CONCEPTS AND OBJECTIVES OF QUALITY MANAGEMENT


The concept of quality as we think of it now first emerged out of the Industrial Revolution. Previously goods had been made from start to finish by the same person or team of people, with handcrafting and tweaking the product to meet 'quality criteria'. Mass production brought huge teams of people together to work on specific stages of production where one person would not necessarily complete a product from start to finish. In the late 1800s pioneers such as Frederick Winslow Taylor and Henry Ford recognized the limitations of the methods being used in mass production at the time and the subsequent varying quality of output. Taylor established Quality Departments to oversee the quality of production and rectifying of errors, and Ford emphasized standardization of design and component standards to ensure a standard product was produced. Management of quality was the responsibility of the Quality department and was implemented by Inspection of product output to 'catch' defects.

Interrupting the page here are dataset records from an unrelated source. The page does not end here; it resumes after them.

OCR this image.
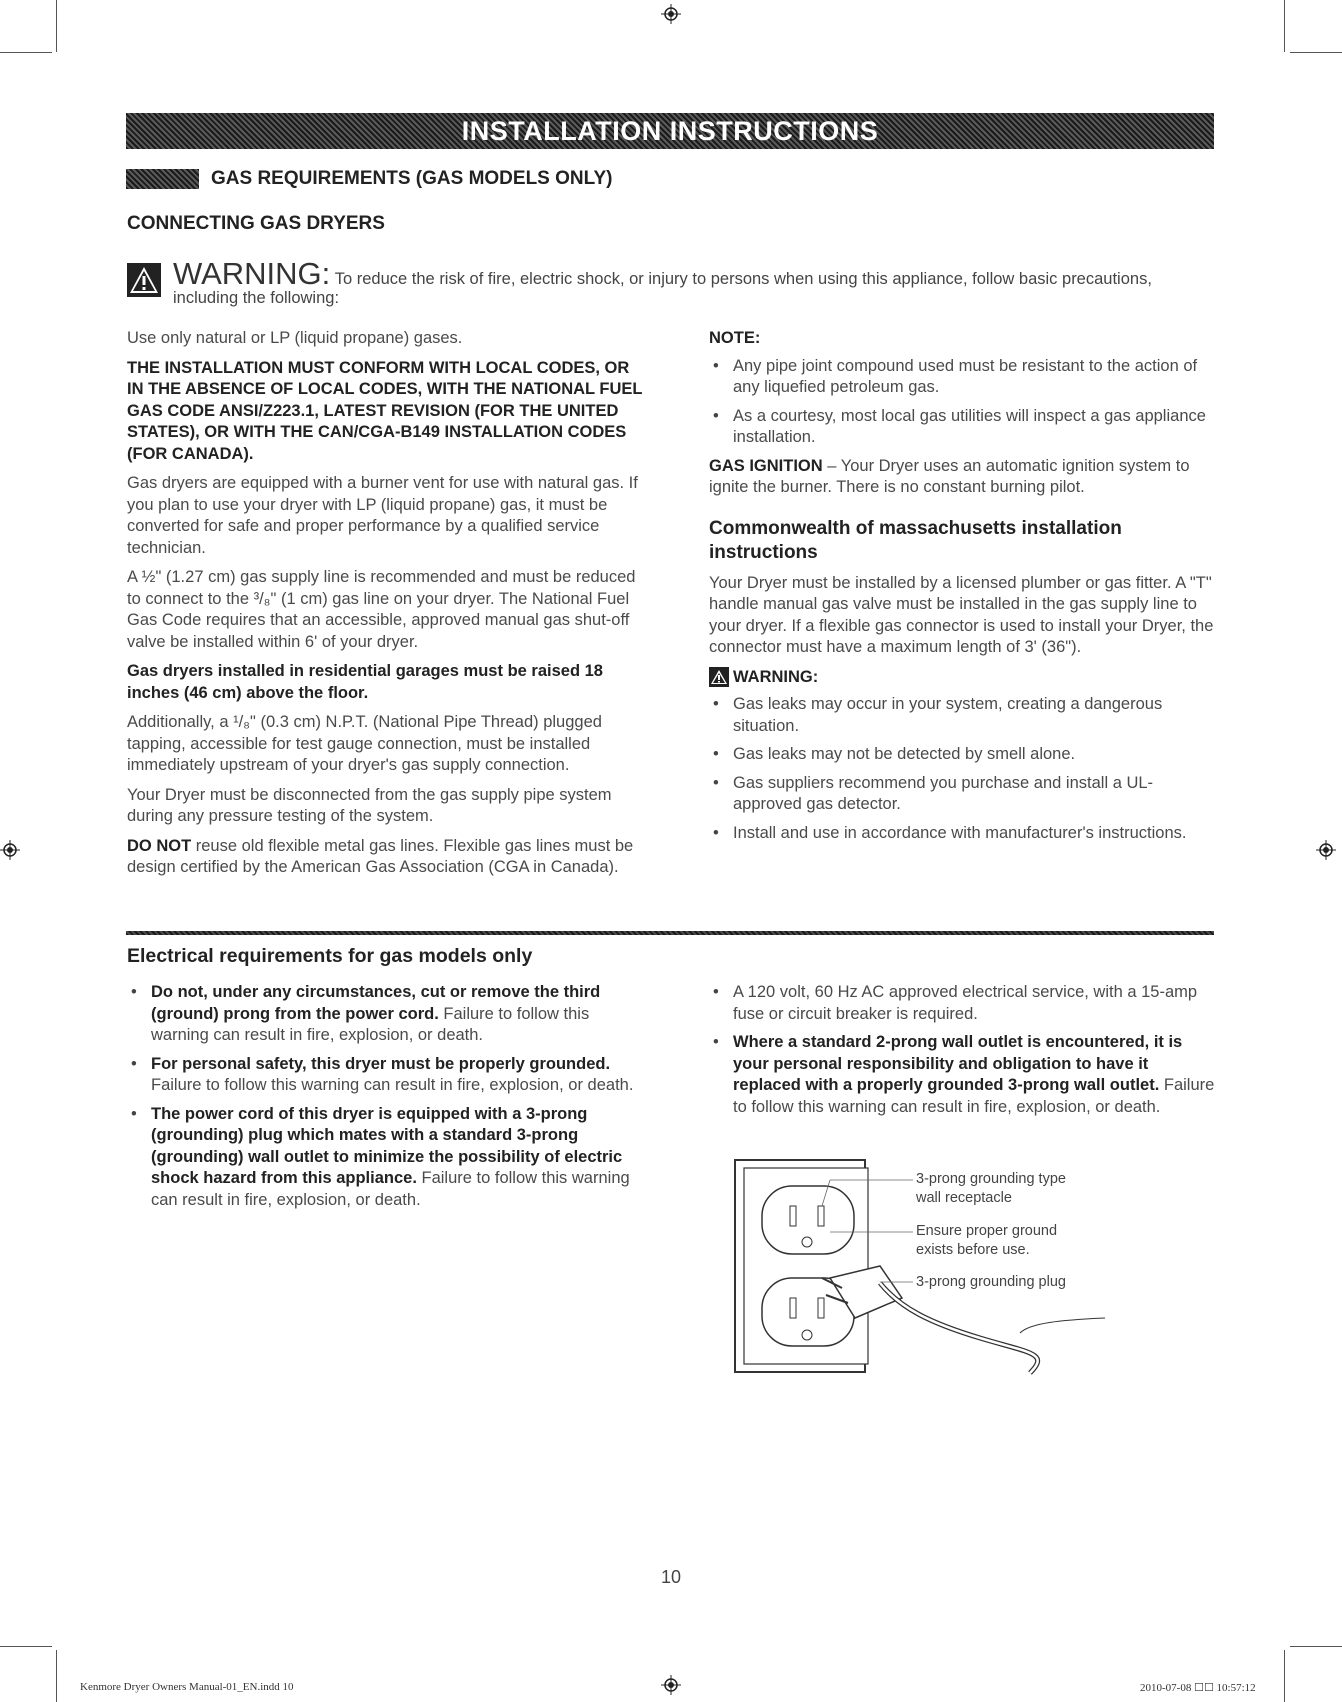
INSTALLATION INSTRUCTIONS
GAS REQUIREMENTS (GAS MODELS ONLY)
CONNECTING GAS DRYERS
WARNING: To reduce the risk of fire, electric shock, or injury to persons when using this appliance, follow basic precautions,
including the following:

Use only natural or LP (liquid propane) gases.

THE INSTALLATION MUST CONFORM WITH LOCAL CODES, OR IN THE ABSENCE OF LOCAL CODES, WITH THE NATIONAL FUEL GAS CODE ANSI/Z223.1, LATEST REVISION (FOR THE UNITED STATES), OR WITH THE CAN/CGA-B149 INSTALLATION CODES (FOR CANADA).

Gas dryers are equipped with a burner vent for use with natural gas. If you plan to use your dryer with LP (liquid propane) gas, it must be converted for safe and proper performance by a qualified service technician.

A ½" (1.27 cm) gas supply line is recommended and must be reduced to connect to the ³/₈" (1 cm) gas line on your dryer. The National Fuel Gas Code requires that an accessible, approved manual gas shut-off valve be installed within 6' of your dryer.

Gas dryers installed in residential garages must be raised 18 inches (46 cm) above the floor.

Additionally, a ¹/₈" (0.3 cm) N.P.T. (National Pipe Thread) plugged tapping, accessible for test gauge connection, must be installed immediately upstream of your dryer's gas supply connection.

Your Dryer must be disconnected from the gas supply pipe system during any pressure testing of the system.

DO NOT reuse old flexible metal gas lines. Flexible gas lines must be design certified by the American Gas Association (CGA in Canada).

NOTE:
• Any pipe joint compound used must be resistant to the action of any liquefied petroleum gas.
• As a courtesy, most local gas utilities will inspect a gas appliance installation.

GAS IGNITION – Your Dryer uses an automatic ignition system to ignite the burner. There is no constant burning pilot.

Commonwealth of massachusetts installation instructions

Your Dryer must be installed by a licensed plumber or gas fitter. A "T" handle manual gas valve must be installed in the gas supply line to your dryer. If a flexible gas connector is used to install your Dryer, the connector must have a maximum length of 3' (36").

WARNING:
• Gas leaks may occur in your system, creating a dangerous situation.
• Gas leaks may not be detected by smell alone.
• Gas suppliers recommend you purchase and install a UL-approved gas detector.
• Install and use in accordance with manufacturer's instructions.
Electrical requirements for gas models only
• Do not, under any circumstances, cut or remove the third (ground) prong from the power cord. Failure to follow this warning can result in fire, explosion, or death.
• For personal safety, this dryer must be properly grounded. Failure to follow this warning can result in fire, explosion, or death.
• The power cord of this dryer is equipped with a 3-prong (grounding) plug which mates with a standard 3-prong (grounding) wall outlet to minimize the possibility of electric shock hazard from this appliance. Failure to follow this warning can result in fire, explosion, or death.
• A 120 volt, 60 Hz AC approved electrical service, with a 15-amp fuse or circuit breaker is required.
• Where a standard 2-prong wall outlet is encountered, it is your personal responsibility and obligation to have it replaced with a properly grounded 3-prong wall outlet. Failure to follow this warning can result in fire, explosion, or death.
3-prong grounding type
wall receptacle
Ensure proper ground
exists before use.
3-prong grounding plug
10
Kenmore Dryer Owners Manual-01_EN.indd 10	2010-07-08 ☐☐ 10:57:12
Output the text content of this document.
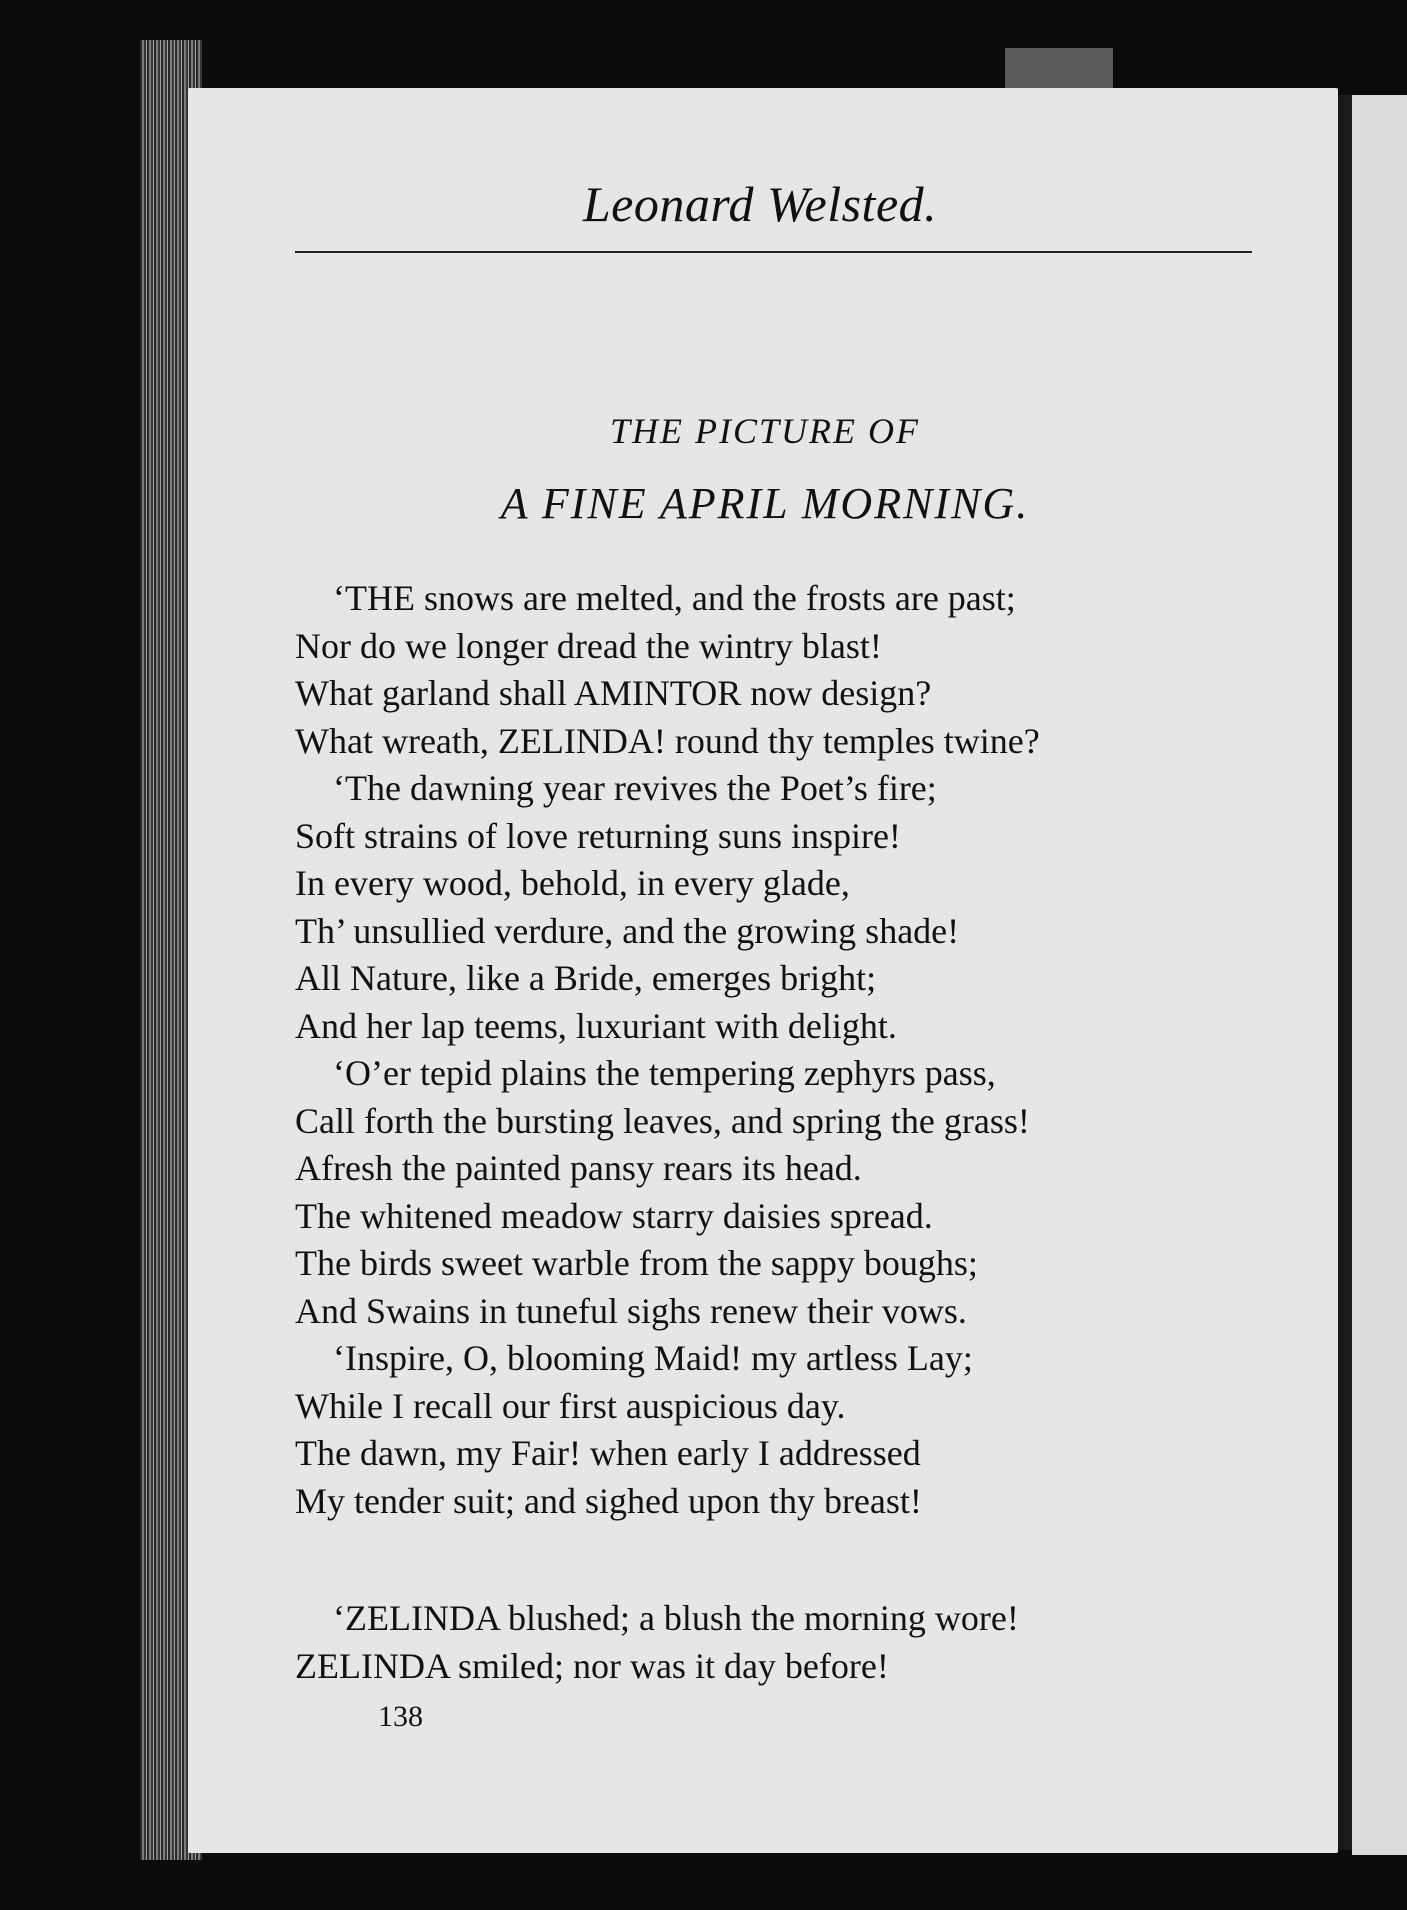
Leonard Welsted.
THE PICTURE OF
A FINE APRIL MORNING.
‘THE snows are melted, and the frosts are past;
Nor do we longer dread the wintry blast!
What garland shall AMINTOR now design?
What wreath, ZELINDA! round thy temples twine?
‘The dawning year revives the Poet’s fire;
Soft strains of love returning suns inspire!
In every wood, behold, in every glade,
Th’ unsullied verdure, and the growing shade!
All Nature, like a Bride, emerges bright;
And her lap teems, luxuriant with delight.
‘O’er tepid plains the tempering zephyrs pass,
Call forth the bursting leaves, and spring the grass!
Afresh the painted pansy rears its head.
The whitened meadow starry daisies spread.
The birds sweet warble from the sappy boughs;
And Swains in tuneful sighs renew their vows.
‘Inspire, O, blooming Maid! my artless Lay;
While I recall our first auspicious day.
The dawn, my Fair! when early I addressed
My tender suit; and sighed upon thy breast!
‘ZELINDA blushed; a blush the morning wore!
ZELINDA smiled; nor was it day before!
138
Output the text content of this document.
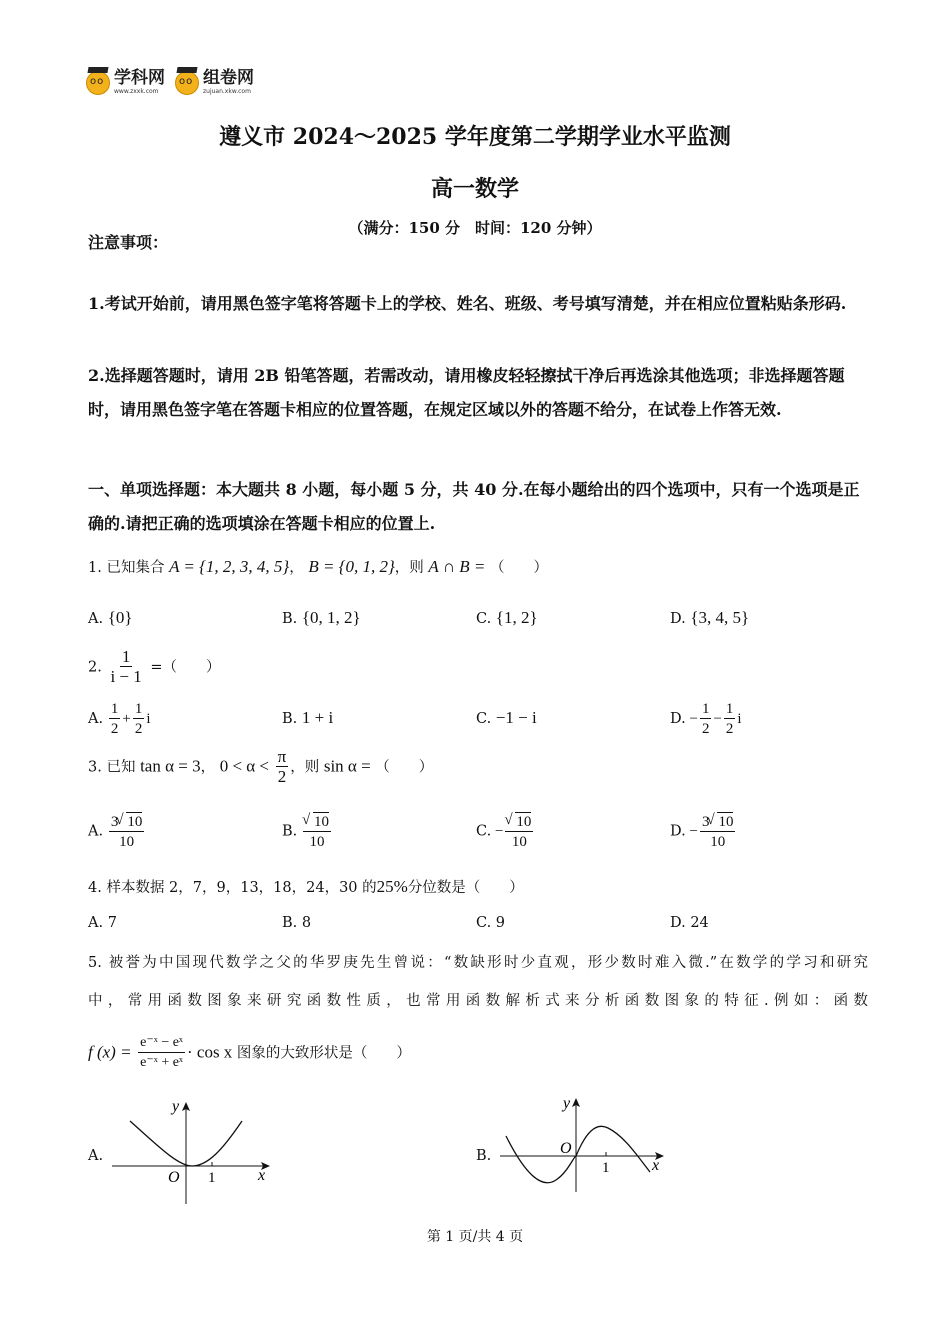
oo
学科网
www.zxxk.com
oo
组卷网
zujuan.xkw.com
遵义市 2024～2025 学年度第二学期学业水平监测
高一数学
（满分：150 分　时间：120 分钟）
注意事项：
1.考试开始前，请用黑色签字笔将答题卡上的学校、姓名、班级、考号填写清楚，并在相应位置粘贴条形码.
2.选择题答题时，请用 2B 铅笔答题，若需改动，请用橡皮轻轻擦拭干净后再选涂其他选项；非选择题答题时，请用黑色签字笔在答题卡相应的位置答题，在规定区域以外的答题不给分，在试卷上作答无效.
一、单项选择题：本大题共 8 小题，每小题 5 分，共 40 分.在每小题给出的四个选项中，只有一个选项是正确的.请把正确的选项填涂在答题卡相应的位置上.
1. 已知集合 A = {1, 2, 3, 4, 5}， B = {0, 1, 2}，则 A ∩ B = （　　）
A. {0}	B. {0, 1, 2}	C. {1, 2}	D. {3, 4, 5}
2. $\frac{1}{i - 1}$ =（　　）
A. $\frac{1}{2} + \frac{1}{2}$ i	B. 1 + i	C. −1 − i	D. − $\frac{1}{2} - \frac{1}{2}$ i
3. 已知 tan α = 3， $0 < \alpha < \frac{\pi}{2}$ ，则 sin α = （　　）
A. $\frac{3 √ 10}{10}$	B. √ $\frac{10}{10}$	C. − √ $\frac{10}{10}$	D. − $\frac{3 √ 10}{10}$
4. 样本数据 2，7，9，13，18，24，30 的25%分位数是（　　）
A. 7	B. 8	C. 9	D. 24
5. 被誉为中国现代数学之父的华罗庚先生曾说：“数缺形时少直观，形少数时难入微.”在数学的学习和研究
中，常用函数图象来研究函数性质，也常用函数解析式来分析函数图象的特征.例如：函数
f $(x) = \frac{\text{e⁻ˣ − eˣ}}{\text{e⁻ˣ + eˣ}} \cdot \cos x$ 图象的大致形状是（　　）
A.
x
y
O 1
B.
x
y
O
1
第 1 页/共 4 页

Application of statistical control came later as a result of World War production methods. Quality management systems are the outgrowth of work done by W. Edwards Deming, a statistician, after whom the Deming Prize for quality is named.
Quality, as a profession and the managerial process associated with the quality function, was introduced during the second-half of the 20th century, and has evolved since then. Over this period, few other disciplines have seen as many changes as the quality profession.
The quality profession grew from simple control, to engineering, to systems engineering. Quality control activities were predominant in the 1940s, 1950s, and 1960s. The 1970s were an era of quality engineering and the 1990s saw quality systems as an emerging field. Like medicine, accounting, and engineering, quality has achieved status as a recognized profession.

Definition
Quality is customer satisfaction. According to ISO 8402, quality is “the totality of features and characteristics of a product or service that bear on its ability to satisfy stated or implied needs.”
Broadly Quality is;
  1. Fitness for use
  2. Grade
  3. Degree of preference
  4. Degree of excellence
  5. Conformity of requirements
Universal process of managing quality
  1. Quality planning
Establish quality goals, identify customers, discover customer needs, develop product features, develop process features, establish process controls and transfer to operations
  1. Quality Control
Choose control subjects, choose units to measure, set goals, create a sensor, measure actual performance, interpret the difference and take action on the difference.
  1. Quality improvement
Prove the need, identify projects, organize project teams, diagnose the causes, provide remedies which prove that the remedies are effective, deal with resistance, change and control, and hold the gains.
Concepts
To have a systematic approach to TQM, it is necessary to develop a conceptual model. Generally, a model is a sequence of steps arranged logically to guide the implementation of a process in order to achieve the ultimate goal. Recognized practices were included to develop a step by step guideline which is universally applicable.